In the background, the music played dully. Vashek's voice dropped as he spoke of the Czech secret police and an alliance with the East German Stasi and their desire to eliminate Dean Reed because Dean Reed was trouble.

"Dean said too much. He called the officials 'Mafia'. He had many friends among the prostitutes here. Many were informants," Vashek said. Glancing over his shoulder, he added with a meaningful stare, "One of the girls was called Ophelia," he added, and looked at me to make sure I understood he was referring to Dean's death - a murder in his view - by drowning.

Still, well before his death, Dean was finally allowed to perform in Prague again; he sang "Give Peace a Chance" and 4000 people rose to their feet.

"The popularity, doesn't it bother you?" Dean's Czech engineer had asked.

"I need it," Dean would say. "I can't live without it. It is a drug."

15

There seemed to be no way forward. The more informants I talked to, the more the mystery jammed up against itself: Wiebke described a massively moody man whose adrenalin rushes left him too drained to turn on a light switch; Victor thought Dean was a man of profound political naivete and great glamour; and Vaclav Nectar saw him as a brilliant performer and loved him, even though he had somehow ruined Nectar's life. Dictators gave him medals; stunt men, kudos; women adored him; no one could or would really talk about his death.
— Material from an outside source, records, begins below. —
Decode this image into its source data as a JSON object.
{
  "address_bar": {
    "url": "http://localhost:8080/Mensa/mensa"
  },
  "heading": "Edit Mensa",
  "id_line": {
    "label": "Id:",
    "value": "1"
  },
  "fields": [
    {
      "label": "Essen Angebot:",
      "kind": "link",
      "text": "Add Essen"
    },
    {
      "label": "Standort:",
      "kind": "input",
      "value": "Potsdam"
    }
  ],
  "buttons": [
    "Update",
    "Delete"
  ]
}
I had been following his ghost for months by now. Who killed Dean Reed? Who was he? A true believer? An American rock star supplying opium for the socialist masses? Our spy, the best mole America ever had? Theirs?

The Berlin Wall was still up and even when you got to the other side, it was a police state, ruled by the Stasi, a fortress of paranoia. Information about Dean Reed was very hard to come by. I was at a dead end.

East Berlin was a city of dead ends: the Wall that kept people in; the badly drawn map on the greasy visa issued at Checkpoint Charlie, which marked forbidden territory; the midnight curfew for tourists; the worthless money which you could not export; the East Germans, noses pressed against the glass at the hard currency Intershop in the Grand Hotel, gazing at leather coats they could not buy from countries they could not visit; doormen who barred the way to hotels; the official reports of Dean's death which yielded nothing much at all except the German obsession with bureaucratic detail; the lonely house where Dean Reed had lived next to the lake where he died.

It snowed the day that we, Leslie Woodhead and I, finally went back to Schmockwitz, to the house on the wrong side of the Wall, at the end of a country road next to a frozen lake. Victor Grossman was with us; he had agreed to translate. It was March, 1988, four months since we had first come.

The wind howled around the Alexanderplatz as we drove out of Berlin towards Schmockwitz. The earflaps of his Russian hat pulled down over his ears, Victor Grossman sat in the front seat next to Leslie and recited the directions for Schmockwitz. In his lap, Victor held a bag with a couple of avocados that I had brought him. Leslie pretended not to have been down the road the previous November.

As we left the city behind, the snow fell harder. A thick mist came up and the low-lying suburban buildings turned into an endless gray blur. The dismal little East German cars slid and skidded on the highway: none had chains or snow tires. Hairdryers on wheels, Leslie called them The Trabants. I said they were like mobile sardine cans. We passed the time making up names for the Trabis, laughing nervously, not paying attention to the fact that Victor Grossman might have been offended by our jokes. This was his country, his country's cars.